It's been a demoralising spectacle watching senior Labour politicians attempt to announce their 'fiscal credibility'.
Far from being on the side of the economics gurus, the two Eds have lined up with George Osborne as austerity enthusiasts - to be condemned by Nobel Prize winning economist Joseph Stiglitz.
The last time we had a consensus such as this was the 1930s, and Unite general secretary Len McCluskey was right to invoke the spectre of Philip Snowden in his Guardian article today excoriating the two Eds.
McCluskey's riposte was in response to Ed Balls' Fabian speech on Saturday, and various media interviews, during which he said: "There is no way we should be arguing for higher pay", and supported the pay freeze followed by pay restraint policy of the Tory-led coalition.
Indeed with failing consumer demand and rising living costs, why would higher pay be important? Best to just drive wages down to ensure what? More loan and mortgage defaults, less consumer demand and VAT revenues, lower income tax revenues, more stress, anxiety and suicides (that inevitably accompany money worries).
Ed Miliband went on the offensive via Twitter today (as Len McCluskey started trending). Ed tweeted:
"Len McCluskey is entitled to his views but he's wrong. Im changing Labour so we can deliver fairness w less money.That means tough decisions"

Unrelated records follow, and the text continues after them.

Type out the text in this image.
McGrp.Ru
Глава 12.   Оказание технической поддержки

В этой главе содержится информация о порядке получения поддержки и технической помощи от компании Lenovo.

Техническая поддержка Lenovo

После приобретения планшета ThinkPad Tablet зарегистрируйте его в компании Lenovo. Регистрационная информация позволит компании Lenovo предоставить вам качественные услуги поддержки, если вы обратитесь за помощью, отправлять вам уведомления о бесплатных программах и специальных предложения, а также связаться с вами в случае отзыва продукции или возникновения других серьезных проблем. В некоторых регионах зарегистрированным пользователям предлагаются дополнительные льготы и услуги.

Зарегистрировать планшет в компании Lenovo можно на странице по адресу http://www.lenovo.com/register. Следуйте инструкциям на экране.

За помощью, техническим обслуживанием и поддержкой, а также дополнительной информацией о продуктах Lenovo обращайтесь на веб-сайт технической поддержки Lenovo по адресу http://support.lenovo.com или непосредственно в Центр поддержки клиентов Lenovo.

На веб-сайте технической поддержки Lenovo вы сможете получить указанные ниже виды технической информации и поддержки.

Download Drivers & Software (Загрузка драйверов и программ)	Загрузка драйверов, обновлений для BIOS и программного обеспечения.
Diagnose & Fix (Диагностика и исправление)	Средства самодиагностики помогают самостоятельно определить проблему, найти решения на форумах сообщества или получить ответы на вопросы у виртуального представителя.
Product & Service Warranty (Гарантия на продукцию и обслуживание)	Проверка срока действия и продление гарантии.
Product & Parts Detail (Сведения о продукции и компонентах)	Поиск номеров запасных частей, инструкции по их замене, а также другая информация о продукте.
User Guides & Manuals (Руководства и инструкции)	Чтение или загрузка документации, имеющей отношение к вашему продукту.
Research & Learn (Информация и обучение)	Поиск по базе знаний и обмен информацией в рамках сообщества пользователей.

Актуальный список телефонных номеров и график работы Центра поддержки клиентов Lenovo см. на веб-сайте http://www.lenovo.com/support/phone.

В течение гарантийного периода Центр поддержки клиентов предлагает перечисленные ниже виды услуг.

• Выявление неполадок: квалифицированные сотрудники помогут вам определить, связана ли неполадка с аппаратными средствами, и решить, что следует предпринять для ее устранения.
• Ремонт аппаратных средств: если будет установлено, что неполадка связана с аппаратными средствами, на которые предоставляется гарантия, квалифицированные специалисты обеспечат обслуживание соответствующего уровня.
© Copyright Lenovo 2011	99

Less money? Really? Rolls Royce and Bentley sales are up over 30% in the last year, while executive pay shot up by 49%. The tax gap is £120bn, the money's there - you just need to get it.
Tough decisions? Really? Why not take a 'tough decision' to scrap Trident, cancel Osborne's proposed reductions in Corporation Tax or raise the 50% tax rate to 60%?
So the two Eds weren't being credible, just capitulating to the Tories failed economics of austerity. They weren't making 'tough decisions' either, just ones already written for them by the leader writers of the Times and the Telegraph.